Representante da quarta geração de uma família candomblecista, a estudante Alice Oliveira optou por não usar vestimentas totalmente brancas às sextas-feiras — na tradição do Candomblé, o dia é consagrado a Oxalá, o orixá da criação, ao qual é associada a cor branca — nem sair de casa vestida com “roupas de santo” para visitar outros terreiros, por medo de sofrer algum tipo de ataque nas ruas. Apesar do orgulho da religião que pratica, a jovem diz que teme a exposição devido aos relatos de intolerância e violência que sempre ouviu.
— Dá mais trabalho, mas sempre prefiro chegar de roupa normal e trocar no local do que andar na rua. Normalmente não posto muita foto em rede social também, evito exposições que possam gerar comentários maldosos e ofensivos — conta.
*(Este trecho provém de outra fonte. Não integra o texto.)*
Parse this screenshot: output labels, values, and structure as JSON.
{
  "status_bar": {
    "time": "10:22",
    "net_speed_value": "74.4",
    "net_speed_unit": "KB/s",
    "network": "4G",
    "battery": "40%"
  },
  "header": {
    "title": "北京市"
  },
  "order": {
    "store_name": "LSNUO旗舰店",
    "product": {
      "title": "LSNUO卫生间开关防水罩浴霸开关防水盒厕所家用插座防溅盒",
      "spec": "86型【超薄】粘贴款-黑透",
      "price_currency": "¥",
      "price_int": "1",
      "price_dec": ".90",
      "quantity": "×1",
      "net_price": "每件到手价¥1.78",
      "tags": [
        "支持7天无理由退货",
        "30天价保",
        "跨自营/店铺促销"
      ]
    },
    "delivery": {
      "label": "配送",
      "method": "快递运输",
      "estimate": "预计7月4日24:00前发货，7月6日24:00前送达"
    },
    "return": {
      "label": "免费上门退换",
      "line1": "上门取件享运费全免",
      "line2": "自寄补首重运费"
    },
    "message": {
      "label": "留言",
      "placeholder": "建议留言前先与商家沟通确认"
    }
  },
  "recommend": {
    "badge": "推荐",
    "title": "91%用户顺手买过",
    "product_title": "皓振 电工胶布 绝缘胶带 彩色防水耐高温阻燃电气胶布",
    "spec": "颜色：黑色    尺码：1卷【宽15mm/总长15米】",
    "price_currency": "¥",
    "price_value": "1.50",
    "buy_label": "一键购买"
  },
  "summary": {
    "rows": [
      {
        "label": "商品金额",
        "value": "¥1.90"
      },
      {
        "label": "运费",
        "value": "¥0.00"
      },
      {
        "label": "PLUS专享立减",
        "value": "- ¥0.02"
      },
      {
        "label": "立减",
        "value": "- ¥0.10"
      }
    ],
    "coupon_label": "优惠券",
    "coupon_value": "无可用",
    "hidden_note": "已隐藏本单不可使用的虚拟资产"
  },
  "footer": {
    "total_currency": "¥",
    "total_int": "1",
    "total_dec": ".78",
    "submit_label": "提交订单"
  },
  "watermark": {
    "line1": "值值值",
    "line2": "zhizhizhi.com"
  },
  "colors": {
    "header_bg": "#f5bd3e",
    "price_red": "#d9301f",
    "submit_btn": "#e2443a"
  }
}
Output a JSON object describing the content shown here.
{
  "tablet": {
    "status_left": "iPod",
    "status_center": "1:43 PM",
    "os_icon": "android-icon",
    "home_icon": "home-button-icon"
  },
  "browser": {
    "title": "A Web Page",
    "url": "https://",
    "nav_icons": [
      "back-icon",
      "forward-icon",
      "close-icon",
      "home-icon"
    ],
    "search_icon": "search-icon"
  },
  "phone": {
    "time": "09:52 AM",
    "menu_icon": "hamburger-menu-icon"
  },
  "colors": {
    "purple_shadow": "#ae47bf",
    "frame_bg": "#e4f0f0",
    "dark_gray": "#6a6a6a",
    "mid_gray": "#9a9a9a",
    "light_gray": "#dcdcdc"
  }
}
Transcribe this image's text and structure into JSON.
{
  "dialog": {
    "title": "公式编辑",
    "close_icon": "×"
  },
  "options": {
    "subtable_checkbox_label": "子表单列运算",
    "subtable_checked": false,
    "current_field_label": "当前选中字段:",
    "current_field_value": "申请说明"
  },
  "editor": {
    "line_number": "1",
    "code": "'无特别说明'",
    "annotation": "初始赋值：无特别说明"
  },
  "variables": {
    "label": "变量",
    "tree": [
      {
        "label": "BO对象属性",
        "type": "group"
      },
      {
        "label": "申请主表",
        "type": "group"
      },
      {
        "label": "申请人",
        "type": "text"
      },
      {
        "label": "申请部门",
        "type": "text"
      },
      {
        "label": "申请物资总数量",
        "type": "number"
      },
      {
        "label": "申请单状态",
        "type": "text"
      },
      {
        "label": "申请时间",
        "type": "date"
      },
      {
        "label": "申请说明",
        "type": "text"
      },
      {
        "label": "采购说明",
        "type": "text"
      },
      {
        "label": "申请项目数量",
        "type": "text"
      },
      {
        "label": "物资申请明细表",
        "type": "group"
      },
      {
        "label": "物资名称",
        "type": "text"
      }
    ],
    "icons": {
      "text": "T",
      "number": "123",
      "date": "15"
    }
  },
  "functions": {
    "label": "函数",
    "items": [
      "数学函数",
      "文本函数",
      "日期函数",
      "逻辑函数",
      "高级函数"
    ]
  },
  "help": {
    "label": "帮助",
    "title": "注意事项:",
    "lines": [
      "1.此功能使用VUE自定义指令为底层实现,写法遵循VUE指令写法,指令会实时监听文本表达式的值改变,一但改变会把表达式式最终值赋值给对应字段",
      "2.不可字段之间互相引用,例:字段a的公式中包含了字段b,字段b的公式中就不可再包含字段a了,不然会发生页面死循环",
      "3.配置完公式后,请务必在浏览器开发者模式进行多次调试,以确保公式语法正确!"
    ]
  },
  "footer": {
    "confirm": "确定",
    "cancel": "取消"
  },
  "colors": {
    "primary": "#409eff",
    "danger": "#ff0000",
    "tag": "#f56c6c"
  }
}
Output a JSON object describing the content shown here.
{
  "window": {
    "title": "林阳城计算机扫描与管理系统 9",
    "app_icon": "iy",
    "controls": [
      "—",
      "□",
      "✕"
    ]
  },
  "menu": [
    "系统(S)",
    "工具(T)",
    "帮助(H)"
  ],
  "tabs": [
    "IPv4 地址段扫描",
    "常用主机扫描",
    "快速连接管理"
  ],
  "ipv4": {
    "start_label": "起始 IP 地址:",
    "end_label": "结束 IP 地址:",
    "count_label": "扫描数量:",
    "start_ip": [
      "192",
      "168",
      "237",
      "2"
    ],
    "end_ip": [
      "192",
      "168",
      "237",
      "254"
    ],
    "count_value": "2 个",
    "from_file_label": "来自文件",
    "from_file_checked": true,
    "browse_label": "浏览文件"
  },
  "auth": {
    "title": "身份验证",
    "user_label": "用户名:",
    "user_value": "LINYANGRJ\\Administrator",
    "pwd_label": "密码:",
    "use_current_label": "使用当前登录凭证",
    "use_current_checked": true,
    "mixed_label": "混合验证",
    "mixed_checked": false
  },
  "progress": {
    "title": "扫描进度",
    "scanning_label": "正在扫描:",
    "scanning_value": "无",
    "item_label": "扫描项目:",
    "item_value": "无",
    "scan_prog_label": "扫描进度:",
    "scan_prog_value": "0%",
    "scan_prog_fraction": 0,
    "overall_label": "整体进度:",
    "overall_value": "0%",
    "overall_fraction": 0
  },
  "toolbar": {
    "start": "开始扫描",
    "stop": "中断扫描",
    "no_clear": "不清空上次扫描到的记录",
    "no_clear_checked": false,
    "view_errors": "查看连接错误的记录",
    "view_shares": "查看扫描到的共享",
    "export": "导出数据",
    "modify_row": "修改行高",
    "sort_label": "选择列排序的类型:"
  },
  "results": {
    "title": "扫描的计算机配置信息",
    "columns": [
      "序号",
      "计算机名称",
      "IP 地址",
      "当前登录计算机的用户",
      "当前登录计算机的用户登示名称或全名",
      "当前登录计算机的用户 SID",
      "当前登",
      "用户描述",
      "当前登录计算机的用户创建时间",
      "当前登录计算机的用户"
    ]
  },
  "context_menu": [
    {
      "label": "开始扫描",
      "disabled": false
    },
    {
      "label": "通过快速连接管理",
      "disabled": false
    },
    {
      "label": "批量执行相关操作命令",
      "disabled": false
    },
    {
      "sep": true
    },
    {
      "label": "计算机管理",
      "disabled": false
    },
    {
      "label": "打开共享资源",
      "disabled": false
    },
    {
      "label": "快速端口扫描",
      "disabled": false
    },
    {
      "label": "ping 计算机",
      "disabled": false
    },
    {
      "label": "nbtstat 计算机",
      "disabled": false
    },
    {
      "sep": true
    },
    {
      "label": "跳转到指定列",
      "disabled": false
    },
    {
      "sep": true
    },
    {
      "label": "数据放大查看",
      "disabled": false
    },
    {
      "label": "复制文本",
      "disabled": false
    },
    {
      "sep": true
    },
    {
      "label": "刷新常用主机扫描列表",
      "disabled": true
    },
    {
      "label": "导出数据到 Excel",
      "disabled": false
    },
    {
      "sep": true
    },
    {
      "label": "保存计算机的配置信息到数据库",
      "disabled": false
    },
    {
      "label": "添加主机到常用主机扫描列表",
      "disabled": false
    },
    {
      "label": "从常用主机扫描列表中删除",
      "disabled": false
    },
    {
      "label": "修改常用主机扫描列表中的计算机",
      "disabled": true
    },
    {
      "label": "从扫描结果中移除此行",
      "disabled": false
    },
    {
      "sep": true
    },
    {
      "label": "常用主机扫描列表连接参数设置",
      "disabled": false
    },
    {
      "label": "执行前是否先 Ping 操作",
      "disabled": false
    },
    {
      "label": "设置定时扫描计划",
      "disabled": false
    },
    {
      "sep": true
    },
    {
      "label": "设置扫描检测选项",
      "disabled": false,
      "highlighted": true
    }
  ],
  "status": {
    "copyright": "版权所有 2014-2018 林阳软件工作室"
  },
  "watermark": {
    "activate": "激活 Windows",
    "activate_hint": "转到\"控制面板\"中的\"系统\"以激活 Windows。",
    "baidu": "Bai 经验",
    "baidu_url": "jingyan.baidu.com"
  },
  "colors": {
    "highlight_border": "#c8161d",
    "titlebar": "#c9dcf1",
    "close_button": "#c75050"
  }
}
O temor de Alice não é infundado. Dados do Instituto de Segurança Pública (ISP) mostram que, em 2021, o estado do Rio registrou aumento de 11,7% nos casos gerais de intolerância religiosa em relação a 2020. No ano passado, foram 1.564 ocorrências, contra 1.400 nos 12 meses anteriores. Nestes números, estão incluídos os episódio de“injúria por preconceito” — ato de discriminar um indivíduo em razão da raça, cor, etnia, religião ou origem — e “preconceito de raça, cor, religião, etnia e procedência nacional” — quando há inferiorização de todo um grupo étnico-racial e atinge a dignidade humana.
Os casos de “ultraje a culto religioso”, quando há ridicularização pública, impedimento ou perturbação de cerimônias religiosas, também aumentaram, passando de 23 em 2020 para 33 em 2021.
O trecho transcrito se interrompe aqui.